ナーシリーヤの戦闘で撃破された海兵隊AAV-7(写真:米海兵隊)

 世界中いかなるところで発生する軍事紛争といえども、日本の安全保障のために日本自身が直接関与しなければならない事態は今後ますます増加するであろう。

 オバマ政権下のアメリカが世界の“警察官”ではなくなってしまっている現状では、安倍政権が推し進めようとしている「金だけ出すのではなく、後方支援活動に限定するとはいえ自衛隊も積極的に派出する」という方針は正しい方向性である。

「後方支援」というマジックワード

 ここで「後方支援」と呼ばれているのは "combat service support" という軍事英語であり、日本の軍事用語としては「戦務」と訳される。
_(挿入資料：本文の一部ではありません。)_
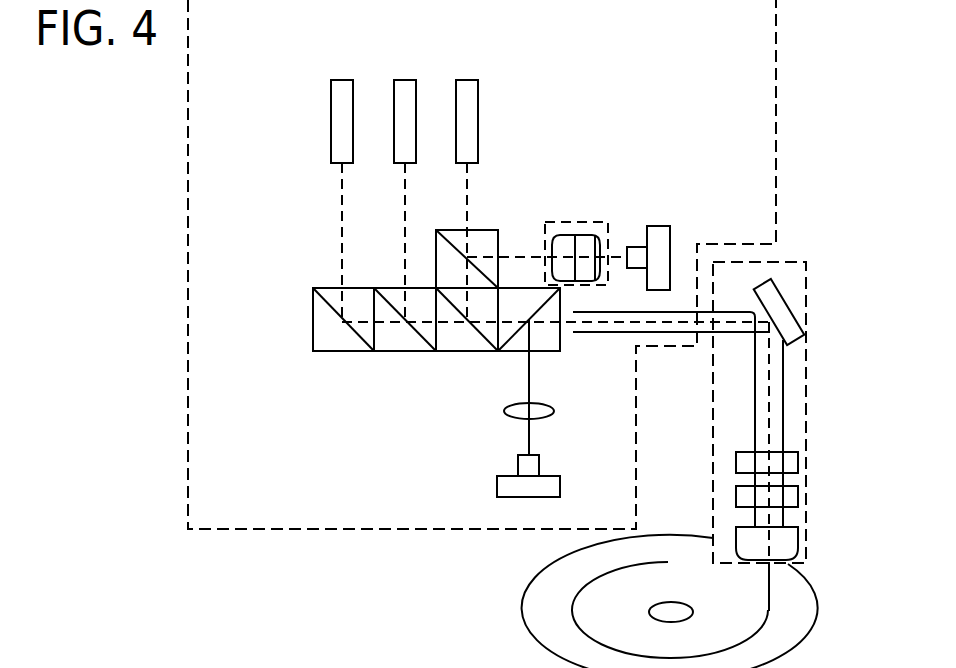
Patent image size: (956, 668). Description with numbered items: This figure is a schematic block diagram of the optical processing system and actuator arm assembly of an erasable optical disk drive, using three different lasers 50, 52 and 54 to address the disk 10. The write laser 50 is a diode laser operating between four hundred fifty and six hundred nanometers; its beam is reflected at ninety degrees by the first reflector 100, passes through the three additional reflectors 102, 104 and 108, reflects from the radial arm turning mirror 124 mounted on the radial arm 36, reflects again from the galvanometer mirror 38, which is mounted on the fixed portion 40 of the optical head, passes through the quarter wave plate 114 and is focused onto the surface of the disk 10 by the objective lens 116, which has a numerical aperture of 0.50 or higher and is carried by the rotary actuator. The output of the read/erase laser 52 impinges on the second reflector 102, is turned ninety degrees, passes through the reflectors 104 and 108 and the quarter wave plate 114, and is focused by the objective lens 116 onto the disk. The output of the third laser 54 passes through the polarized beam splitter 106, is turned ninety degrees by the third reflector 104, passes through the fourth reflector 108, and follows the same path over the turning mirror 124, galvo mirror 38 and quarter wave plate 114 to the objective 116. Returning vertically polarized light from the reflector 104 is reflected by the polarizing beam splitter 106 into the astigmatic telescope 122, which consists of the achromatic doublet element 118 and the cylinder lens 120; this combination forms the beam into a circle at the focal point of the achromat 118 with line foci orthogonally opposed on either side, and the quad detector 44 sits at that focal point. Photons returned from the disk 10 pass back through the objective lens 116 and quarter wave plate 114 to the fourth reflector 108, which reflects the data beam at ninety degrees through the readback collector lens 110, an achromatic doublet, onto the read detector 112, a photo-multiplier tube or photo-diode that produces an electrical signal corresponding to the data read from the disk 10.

The disk 10 is at (812, 585).
The radial arm 36 is at (806, 378).
The galvanometer mirror 38 is at (800, 452).
The fixed portion of the optical head 40 is at (778, 110).
The quad detector 44 is at (663, 226).
The write laser 50 is at (342, 80).
The read/erase laser 52 is at (405, 80).
The third laser 54 is at (467, 80).
The first reflector 100 is at (347, 351).
The second reflector 102 is at (417, 351).
The third reflector 104 is at (473, 351).
The polarized beam splitter 106 is at (457, 230).
The fourth reflector 108 is at (548, 352).
The readback collector lens 110 is at (553, 412).
The read detector 112 is at (500, 497).
The quarter wave plate 114 is at (798, 490).
The objective lens 116 is at (736, 530).
The achromatic doublet element 118 is at (547, 258).
The cylinder lens 120 is at (602, 258).
The astigmatic telescope 122 is at (558, 222).
The radial arm turning mirror 124 is at (788, 292).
しかしながら、「戦務」では戦争あるいは戦闘を想起させてしまうと考えたためか、「後方支援」という政治的訳語がつくり出された。これによって、あたかも“戦場の後方の安全地帯での活動”といったニュアンスを醸し出すことに成功している。

 ただし、「後方支援」と訳そうが「戦務」と訳そうが、 "combat service support" という軍事用語であることには変わりはない。その内容は「補給」「整備」「輸送」「医療」といった直接戦闘に関与しない活動である。